Recalls Alvarez: “He looked at me and said, ‘I am now the CFO of a public company and I have no talent in my organization with public company experience—will you come and work for me?’”
Looking back, Alvarez reports that he did not hesitate to issue a “yes” right on the spot, which was a welcome reply that put in motion a formal job offer that allowed him to land inside the retailer’s controller office in the following January.
Of course, the retail landscape was about to be altered as Amazon (established in 1994) and other shopping destinations began to appear online.
“I heard Amazon coming, loud and clear,” notes Alvarez, who would exit WM in 2007 to step into the CFO office at a dotcom retailer known as FatBrain.com.
“We were selling technical reference books on the Internet, whereas Amazon was selling all books,” remarks Alvarez, who adds that he was only 32 when he became FatBrain.com’s 30th employee hire.
“We were told that we would be taking the company public in 18 months, and instead we took it public in about nine,” comments Alvarez, who still marvels at the notion of an economy where capital seemed to be available around every corner.
Says Alvarez: “I remember being chastised by a venture capitalist because I was too prudent with money—he gave me a lecture on how these were unprecedented times and all that we needed to do is spend, spend, spend.” –Jack Sweeney
866: Metrics for the Masses | Jeremy Klaperman, CFO, Rho
Not unlike many of his CFO peers, Jeremy Klaperman spent the early years of his finance career in trying to rectify the damage brought on by the irrational market behaviors of the late 1990s and early 2000s. Unlike most, though, he found that his repair duties frequently involved visits to a remote Japanese fishing village.

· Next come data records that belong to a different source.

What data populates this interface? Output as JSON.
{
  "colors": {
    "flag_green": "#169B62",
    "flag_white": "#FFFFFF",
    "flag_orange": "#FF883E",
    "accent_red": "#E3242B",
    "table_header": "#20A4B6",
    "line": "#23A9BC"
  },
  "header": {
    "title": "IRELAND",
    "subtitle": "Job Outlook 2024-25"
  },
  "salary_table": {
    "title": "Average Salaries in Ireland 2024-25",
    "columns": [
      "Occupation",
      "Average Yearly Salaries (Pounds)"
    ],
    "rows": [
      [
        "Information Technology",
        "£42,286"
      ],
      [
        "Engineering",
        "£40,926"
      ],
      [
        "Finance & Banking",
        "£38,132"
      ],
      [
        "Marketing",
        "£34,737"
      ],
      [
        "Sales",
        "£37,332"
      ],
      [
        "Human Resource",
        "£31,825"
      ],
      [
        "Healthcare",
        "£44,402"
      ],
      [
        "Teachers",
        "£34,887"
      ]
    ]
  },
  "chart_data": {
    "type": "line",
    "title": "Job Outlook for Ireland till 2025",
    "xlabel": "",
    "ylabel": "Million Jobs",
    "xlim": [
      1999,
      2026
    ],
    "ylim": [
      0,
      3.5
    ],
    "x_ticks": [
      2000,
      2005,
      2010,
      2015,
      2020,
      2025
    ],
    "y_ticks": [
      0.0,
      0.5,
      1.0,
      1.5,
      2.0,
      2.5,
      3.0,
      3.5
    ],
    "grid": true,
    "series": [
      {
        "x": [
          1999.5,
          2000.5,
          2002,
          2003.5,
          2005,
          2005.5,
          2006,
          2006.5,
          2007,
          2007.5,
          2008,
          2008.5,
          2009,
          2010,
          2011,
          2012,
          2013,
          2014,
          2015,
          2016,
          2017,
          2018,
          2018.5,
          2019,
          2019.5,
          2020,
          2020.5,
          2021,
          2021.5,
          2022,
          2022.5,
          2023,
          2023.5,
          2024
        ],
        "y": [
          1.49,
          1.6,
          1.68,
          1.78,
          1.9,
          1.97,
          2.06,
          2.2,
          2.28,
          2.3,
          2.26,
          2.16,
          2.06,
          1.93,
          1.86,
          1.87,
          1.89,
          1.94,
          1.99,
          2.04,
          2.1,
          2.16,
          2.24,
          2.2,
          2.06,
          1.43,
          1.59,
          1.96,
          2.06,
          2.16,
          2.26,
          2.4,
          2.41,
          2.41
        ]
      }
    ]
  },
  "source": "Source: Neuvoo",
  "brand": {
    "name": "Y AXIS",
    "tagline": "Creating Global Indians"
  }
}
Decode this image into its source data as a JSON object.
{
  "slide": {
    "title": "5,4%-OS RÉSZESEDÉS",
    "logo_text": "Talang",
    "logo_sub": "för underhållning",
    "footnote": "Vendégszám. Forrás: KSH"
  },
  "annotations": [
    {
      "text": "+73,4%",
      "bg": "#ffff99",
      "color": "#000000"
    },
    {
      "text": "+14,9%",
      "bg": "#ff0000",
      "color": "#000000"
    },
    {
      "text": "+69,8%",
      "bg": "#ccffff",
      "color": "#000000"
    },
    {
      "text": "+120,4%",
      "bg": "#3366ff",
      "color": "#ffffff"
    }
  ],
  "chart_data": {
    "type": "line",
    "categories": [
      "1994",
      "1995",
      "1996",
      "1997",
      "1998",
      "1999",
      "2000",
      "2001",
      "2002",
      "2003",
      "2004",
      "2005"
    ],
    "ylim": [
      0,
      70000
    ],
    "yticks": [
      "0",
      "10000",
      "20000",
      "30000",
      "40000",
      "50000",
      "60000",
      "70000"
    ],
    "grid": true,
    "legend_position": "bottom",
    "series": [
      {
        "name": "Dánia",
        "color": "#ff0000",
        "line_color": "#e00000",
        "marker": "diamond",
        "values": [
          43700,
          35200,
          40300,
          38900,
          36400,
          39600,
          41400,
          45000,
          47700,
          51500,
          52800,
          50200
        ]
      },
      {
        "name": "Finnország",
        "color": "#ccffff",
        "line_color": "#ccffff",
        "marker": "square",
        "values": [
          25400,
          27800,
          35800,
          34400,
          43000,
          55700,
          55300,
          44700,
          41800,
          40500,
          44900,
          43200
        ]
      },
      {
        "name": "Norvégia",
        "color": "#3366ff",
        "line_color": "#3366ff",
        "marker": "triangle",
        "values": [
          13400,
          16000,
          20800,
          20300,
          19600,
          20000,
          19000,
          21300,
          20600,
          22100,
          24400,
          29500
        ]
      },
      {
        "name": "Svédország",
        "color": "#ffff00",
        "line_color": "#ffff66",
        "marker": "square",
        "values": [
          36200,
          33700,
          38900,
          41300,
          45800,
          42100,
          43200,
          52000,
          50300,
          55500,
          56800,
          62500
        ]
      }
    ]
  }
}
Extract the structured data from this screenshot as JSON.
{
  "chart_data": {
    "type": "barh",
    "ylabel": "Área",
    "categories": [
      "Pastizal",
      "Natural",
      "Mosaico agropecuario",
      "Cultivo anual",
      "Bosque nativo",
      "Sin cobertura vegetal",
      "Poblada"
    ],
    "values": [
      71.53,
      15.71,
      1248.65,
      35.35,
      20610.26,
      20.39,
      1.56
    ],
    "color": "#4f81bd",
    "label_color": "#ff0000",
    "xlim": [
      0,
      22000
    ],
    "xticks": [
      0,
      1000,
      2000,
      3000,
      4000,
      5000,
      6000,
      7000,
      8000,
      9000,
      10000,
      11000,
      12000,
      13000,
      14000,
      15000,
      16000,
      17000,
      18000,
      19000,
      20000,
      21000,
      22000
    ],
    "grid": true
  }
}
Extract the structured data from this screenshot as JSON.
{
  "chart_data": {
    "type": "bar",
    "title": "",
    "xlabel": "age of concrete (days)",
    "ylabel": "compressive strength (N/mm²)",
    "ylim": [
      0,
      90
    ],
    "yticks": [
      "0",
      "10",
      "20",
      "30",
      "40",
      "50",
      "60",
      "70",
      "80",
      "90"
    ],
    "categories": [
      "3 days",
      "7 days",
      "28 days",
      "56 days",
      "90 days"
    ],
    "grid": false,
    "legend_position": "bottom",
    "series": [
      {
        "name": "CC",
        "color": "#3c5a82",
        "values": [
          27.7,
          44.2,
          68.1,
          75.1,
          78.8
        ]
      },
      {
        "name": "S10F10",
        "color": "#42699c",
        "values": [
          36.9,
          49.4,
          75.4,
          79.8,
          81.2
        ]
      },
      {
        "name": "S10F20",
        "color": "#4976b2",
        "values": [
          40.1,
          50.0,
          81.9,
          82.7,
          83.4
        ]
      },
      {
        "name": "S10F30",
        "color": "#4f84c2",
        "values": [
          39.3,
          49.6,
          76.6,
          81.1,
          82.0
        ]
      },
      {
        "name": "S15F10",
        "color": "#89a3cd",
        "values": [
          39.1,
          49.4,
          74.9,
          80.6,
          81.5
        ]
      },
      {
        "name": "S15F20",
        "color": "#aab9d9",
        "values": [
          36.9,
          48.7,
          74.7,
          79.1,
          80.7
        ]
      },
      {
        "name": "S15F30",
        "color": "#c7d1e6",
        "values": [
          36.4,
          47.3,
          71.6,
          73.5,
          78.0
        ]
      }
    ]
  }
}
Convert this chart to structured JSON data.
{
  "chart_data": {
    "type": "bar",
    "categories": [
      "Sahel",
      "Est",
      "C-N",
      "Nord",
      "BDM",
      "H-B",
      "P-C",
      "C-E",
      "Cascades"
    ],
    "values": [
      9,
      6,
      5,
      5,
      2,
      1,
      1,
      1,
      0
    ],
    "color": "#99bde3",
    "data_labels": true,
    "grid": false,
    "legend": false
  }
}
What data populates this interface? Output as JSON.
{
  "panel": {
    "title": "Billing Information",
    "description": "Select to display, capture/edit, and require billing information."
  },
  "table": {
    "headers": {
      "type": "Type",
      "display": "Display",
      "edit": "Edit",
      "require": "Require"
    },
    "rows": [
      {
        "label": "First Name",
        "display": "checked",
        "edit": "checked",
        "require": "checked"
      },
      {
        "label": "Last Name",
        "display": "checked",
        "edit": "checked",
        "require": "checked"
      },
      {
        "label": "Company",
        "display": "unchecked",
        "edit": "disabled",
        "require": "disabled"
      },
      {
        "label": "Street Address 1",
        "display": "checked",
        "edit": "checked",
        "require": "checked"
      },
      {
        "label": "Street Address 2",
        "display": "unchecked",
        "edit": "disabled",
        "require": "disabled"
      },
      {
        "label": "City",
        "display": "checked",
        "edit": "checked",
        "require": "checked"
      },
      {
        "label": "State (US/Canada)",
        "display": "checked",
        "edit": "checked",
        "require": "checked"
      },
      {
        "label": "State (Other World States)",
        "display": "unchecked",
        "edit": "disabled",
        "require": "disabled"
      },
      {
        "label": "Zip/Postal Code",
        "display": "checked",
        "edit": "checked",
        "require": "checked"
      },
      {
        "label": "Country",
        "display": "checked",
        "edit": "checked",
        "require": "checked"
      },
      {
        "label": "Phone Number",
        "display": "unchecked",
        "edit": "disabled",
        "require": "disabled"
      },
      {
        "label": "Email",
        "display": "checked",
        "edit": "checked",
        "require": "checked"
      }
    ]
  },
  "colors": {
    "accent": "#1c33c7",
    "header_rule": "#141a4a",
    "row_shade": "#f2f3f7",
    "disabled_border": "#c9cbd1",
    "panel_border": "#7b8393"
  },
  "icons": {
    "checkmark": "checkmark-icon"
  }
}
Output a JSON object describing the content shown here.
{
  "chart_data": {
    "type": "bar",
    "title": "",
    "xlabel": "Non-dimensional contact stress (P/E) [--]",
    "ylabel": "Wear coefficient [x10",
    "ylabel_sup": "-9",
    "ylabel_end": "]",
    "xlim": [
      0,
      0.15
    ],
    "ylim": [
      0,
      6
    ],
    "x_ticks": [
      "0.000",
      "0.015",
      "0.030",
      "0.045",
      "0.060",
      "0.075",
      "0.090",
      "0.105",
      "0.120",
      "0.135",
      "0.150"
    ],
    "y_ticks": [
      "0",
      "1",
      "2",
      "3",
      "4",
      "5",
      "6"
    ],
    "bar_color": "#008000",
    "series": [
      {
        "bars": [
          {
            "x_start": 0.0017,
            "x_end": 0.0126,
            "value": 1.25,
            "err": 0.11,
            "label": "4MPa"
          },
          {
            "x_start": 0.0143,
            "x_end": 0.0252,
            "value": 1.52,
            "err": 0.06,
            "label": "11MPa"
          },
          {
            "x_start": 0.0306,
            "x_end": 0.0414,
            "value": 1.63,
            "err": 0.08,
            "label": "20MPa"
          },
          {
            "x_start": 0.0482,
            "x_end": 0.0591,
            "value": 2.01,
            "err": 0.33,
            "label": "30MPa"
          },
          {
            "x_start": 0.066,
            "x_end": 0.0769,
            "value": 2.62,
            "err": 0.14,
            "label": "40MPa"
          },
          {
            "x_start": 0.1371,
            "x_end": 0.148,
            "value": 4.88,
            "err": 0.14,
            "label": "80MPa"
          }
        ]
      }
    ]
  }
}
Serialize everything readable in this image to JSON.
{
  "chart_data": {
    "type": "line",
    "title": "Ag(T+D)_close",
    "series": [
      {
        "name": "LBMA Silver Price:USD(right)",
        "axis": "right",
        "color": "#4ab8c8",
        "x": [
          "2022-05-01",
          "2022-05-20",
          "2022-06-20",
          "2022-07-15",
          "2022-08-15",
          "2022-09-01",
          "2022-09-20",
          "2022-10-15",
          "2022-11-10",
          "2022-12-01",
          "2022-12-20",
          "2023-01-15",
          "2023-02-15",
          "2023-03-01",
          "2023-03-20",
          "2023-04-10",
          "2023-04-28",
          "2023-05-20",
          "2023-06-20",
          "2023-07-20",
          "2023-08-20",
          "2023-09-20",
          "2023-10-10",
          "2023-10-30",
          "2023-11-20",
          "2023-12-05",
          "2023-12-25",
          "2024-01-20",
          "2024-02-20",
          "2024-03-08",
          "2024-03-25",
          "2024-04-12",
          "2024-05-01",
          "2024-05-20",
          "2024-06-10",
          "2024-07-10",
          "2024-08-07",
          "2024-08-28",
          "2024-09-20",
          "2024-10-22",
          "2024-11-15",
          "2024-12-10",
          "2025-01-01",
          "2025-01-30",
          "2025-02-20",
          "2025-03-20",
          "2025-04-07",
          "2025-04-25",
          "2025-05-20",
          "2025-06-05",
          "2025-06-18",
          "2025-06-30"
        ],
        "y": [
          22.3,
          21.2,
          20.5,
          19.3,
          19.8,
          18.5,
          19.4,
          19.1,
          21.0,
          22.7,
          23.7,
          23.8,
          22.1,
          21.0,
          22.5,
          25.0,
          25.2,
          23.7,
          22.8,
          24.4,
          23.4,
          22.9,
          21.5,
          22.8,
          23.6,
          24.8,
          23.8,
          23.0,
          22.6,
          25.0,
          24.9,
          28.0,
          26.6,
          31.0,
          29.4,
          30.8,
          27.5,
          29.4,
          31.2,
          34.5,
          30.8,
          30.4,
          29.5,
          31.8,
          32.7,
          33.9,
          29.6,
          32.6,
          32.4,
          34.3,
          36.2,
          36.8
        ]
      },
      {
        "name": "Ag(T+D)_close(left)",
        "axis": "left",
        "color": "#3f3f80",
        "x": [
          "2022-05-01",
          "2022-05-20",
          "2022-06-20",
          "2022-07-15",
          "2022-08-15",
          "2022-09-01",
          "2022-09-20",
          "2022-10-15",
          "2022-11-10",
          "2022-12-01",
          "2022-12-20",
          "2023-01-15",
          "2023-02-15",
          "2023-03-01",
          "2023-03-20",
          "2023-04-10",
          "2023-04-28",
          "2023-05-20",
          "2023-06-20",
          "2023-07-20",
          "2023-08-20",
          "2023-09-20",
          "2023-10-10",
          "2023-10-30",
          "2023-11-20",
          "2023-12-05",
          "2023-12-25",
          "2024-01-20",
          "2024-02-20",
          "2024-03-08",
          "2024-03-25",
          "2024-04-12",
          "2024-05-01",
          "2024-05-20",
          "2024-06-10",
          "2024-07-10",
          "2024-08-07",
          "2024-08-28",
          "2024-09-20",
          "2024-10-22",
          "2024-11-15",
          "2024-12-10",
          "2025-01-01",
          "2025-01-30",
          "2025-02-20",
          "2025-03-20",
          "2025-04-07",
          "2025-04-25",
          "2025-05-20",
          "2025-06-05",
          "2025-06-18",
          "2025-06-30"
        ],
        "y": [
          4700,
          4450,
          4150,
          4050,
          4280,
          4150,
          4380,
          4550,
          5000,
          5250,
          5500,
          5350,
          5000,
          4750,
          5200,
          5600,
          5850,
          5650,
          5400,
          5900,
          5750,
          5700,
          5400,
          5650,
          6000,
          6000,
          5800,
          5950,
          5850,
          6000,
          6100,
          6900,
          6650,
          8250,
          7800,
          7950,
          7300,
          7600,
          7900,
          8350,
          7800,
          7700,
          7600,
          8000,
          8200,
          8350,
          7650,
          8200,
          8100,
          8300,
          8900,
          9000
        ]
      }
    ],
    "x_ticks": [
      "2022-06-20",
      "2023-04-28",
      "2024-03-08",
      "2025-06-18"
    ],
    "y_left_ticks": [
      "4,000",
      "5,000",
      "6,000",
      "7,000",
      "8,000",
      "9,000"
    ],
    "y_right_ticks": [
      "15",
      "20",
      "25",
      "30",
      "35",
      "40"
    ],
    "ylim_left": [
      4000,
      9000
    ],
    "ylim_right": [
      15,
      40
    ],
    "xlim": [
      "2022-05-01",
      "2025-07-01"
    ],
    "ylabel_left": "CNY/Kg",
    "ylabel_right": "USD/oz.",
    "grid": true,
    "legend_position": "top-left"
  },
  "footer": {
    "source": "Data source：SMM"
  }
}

“A lot of the work in investment banking during that 2001 to 2003 time frame involved picking up the pieces of all of these different failed businesses,” recalls Klaperman, who shortly after joining Goldman Sachs as an analyst in 2001 was bequeathed a lengthy “to do” list related to the 2002 bankruptcy of telecom giant Global Crossing.
As Internet traffic projections in the late 1990s had continued to spike, Global Crossing’s undersea cable business had helped to boost the firm’s value to $47 billion by 1999. Still, the business had never had a profitable year, and as headwinds from the dotcom bust bore down, staggering losses and an accounting scandal followed.
For Klaperman, the “cleanup” began wherever the undersea cable ended.
“I found myself trying to sell this subsea cable station built in the middle of a remote Japanese fishing village,” reports Klaperman, who was tasked with completing the due diligence behind Goldman Sachs’s efforts to sell portions of the undersea cable itself or giant substations or both.
“It then became apparent to me how bad business decisions can be made when you overextrapolate the current environment or don’t appreciate the cycle,” observes Klaperman, who adds that his days of working with the fishing village in mind enabled him to better appreciate the stiff price of “overextrapolation” as well as the nuances of the local economy.
Remarks Klaperman: "If you like uni or sushi that village was the sea urchin capital of Japan.”